In a majority decision, Quebec’s Tribunal administratif des marchés financiers (Québec) has accepted Transat’s application to cease trade the offer made by Groupe Mach Acquisition Inc. (“Mach”) on Aug. 2, 2019 to acquire 6.9 million Class B voting shares of Transat (the “Scheme”). The decision takes effect immediately.
As a result, Mach is not allowed to acquire any shares under its Scheme and is expected to return promptly to shareholders any shares already deposited by them to Mach under its scheme. Mach is also forbidden from using any proxies associated with shares deposited under the Scheme.
Transat’s board of directors (the “Board”) and the special committee of the Board (the “Special Committee”), supported by their financial and legal advisors, reiterate their unanimous recommendation that the Arrangement with Air Canada is in the best interest of Transat and its stakeholders and is fair to Transat shareholders, and unanimously recommend that shareholders:
Vote FOR the special resolution approving the Arrangement with Air Canada
A special meeting of shareholders (the “Meeting”) will be held at 10 a.m.
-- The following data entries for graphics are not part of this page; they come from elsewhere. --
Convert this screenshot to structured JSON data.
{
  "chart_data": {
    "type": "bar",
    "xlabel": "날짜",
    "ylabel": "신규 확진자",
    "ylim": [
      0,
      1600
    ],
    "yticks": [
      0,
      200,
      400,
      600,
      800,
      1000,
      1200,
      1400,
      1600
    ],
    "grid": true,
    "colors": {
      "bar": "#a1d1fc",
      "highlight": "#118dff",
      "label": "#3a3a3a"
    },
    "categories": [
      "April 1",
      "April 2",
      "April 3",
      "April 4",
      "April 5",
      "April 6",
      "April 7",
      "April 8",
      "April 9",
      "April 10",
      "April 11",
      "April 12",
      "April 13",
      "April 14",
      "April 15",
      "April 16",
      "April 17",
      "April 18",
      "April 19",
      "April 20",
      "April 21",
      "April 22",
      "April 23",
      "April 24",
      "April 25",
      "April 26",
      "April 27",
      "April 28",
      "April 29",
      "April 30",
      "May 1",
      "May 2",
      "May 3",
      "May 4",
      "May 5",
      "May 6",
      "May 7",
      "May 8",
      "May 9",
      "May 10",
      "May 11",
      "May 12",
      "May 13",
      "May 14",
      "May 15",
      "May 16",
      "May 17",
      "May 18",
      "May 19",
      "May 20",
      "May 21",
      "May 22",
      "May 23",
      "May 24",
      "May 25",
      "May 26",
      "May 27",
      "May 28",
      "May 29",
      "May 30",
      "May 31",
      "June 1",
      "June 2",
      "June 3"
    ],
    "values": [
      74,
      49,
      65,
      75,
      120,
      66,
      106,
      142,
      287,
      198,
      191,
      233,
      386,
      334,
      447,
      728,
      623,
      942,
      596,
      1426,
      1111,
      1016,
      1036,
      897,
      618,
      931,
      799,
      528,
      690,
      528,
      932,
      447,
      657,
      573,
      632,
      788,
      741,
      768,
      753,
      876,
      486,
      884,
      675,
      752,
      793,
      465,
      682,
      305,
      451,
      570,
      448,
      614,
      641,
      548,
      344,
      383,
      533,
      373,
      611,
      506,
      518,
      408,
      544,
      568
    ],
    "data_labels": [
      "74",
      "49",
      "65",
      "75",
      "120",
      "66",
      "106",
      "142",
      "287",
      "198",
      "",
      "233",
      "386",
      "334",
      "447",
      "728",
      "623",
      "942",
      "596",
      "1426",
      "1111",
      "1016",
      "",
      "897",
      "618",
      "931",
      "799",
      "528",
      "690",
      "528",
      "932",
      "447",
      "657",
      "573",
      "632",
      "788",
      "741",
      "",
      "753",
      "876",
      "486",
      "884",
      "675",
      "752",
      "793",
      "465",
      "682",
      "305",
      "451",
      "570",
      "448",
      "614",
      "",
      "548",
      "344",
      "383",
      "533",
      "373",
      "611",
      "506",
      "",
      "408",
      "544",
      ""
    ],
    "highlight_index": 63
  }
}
On Fri., Aug. 23, 2019 at the Sofitel Montréal Hotel located at 1155 Sherbrooke Street West, Montréal, Quebec, in accordance with the terms of an interim order of the Québec Superior Court obtained on July 17, 2019. At the Meeting, shareholders will be asked to consider and vote on the special resolution approving the Arrangement with Air Canada.
The Board encourages all shareholders to vote well in advance of the proxy cut-off time of 5 p.m.(Montréal time) on Aug. 21, 2019.